9. Write a real `patches.json` file and apply fixes with `python3 $TOOLS_DIR/edit.py <file.bib> patches.json`.
10. Run `python3 $TOOLS_DIR/duplicates.py <file.bib>` again. Resolve every `unresolved same-key collisions` warning and rerun until the warning is gone.
11. Manually review likely related entries after fixes. Strong clues: repeated citation keys, repeated DOIs, same normalized title with overlapping authors, obvious preprint→published pairs. If two entries should be linked but not auto-removed, apply a `duplicate` patch.
12. Validate format, delete the backup, and print a summary table with rows: total entries, verified, fixed, not found, needs review, exact duplicates removed, near-duplicates flagged.

For files with more than 30 entries, work in batches of about 15 and report progress. Entry count must match before and after.

## Compare Carefully

`compare.py` returns raw CrossRef candidates plus `discrepancies`. Treat them as hints, not truth.

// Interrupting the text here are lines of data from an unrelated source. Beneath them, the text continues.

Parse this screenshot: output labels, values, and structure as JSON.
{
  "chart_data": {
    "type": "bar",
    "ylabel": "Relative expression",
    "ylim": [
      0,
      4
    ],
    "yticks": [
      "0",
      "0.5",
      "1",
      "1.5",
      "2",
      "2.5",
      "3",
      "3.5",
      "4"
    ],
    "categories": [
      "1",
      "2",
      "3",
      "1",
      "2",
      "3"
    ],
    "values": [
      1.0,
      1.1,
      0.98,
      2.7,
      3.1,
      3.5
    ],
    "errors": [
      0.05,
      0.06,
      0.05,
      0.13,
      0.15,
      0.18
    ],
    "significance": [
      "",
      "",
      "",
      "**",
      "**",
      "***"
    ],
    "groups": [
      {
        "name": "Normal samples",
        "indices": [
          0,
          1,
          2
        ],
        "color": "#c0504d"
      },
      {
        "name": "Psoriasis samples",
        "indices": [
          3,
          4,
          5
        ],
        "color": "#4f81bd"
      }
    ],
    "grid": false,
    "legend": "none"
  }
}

- A missing candidate field is not evidence that the bib field should be removed.
- If a verified candidate supplies a missing standard venue field such as volume, issue, or pages, add it.
- Never add a `doi` field when the bib entry currently lacks one.
- Treat `author` vs `authors` and `journal` vs `booktitle` as schema mismatches until verified.
- If a preprint has a verified published version, update title, venue, year, volume, number, and pages together.
- When the published title differs, replace the title verbatim; do not partially edit it.
- Use `--` for BibTeX page ranges.
- Missing `pages` is not automatically an error for venues that do not publish page numbers.

## Web Verification

Use subagents when available; otherwise do the same work sequentially. Cap at 6 subagents per wave and distribute entries evenly.

Each web-search subagent should return only JSON with:
- `key`
- `source_urls`
- `fields`
- `notes`

Rules for subagents:
- `fields` is either a fix-patch dict or `null`.
- Use `null` inside `fields` to remove a stale field.
- Verify against authoritative pages when possible: DOI page, publisher page, venue page, arXiv, OpenReview, etc.
- Check title, full author list, year, journal/booktitle, volume, number/issue, pages, and DOI.
- Put a value in `fields` when the verified source disagrees with the bib entry or when the bib entry is missing a standard field that the venue publishes.
- Do not add a missing `doi` field just because you found one; mention it in `notes` if useful.
- If a standard field is genuinely unavailable, say so in `notes`.

## Preserve

- Entry order
- All unchanged fields
- Empty lines between entries
- User `%` comments that are not `% bibtidy:`
- `@string`, `@preamble`, and `@comment` blocks
- LaTeX macros and brace-protected capitalization in titles

If rate-limited, note it and continue with the next entry.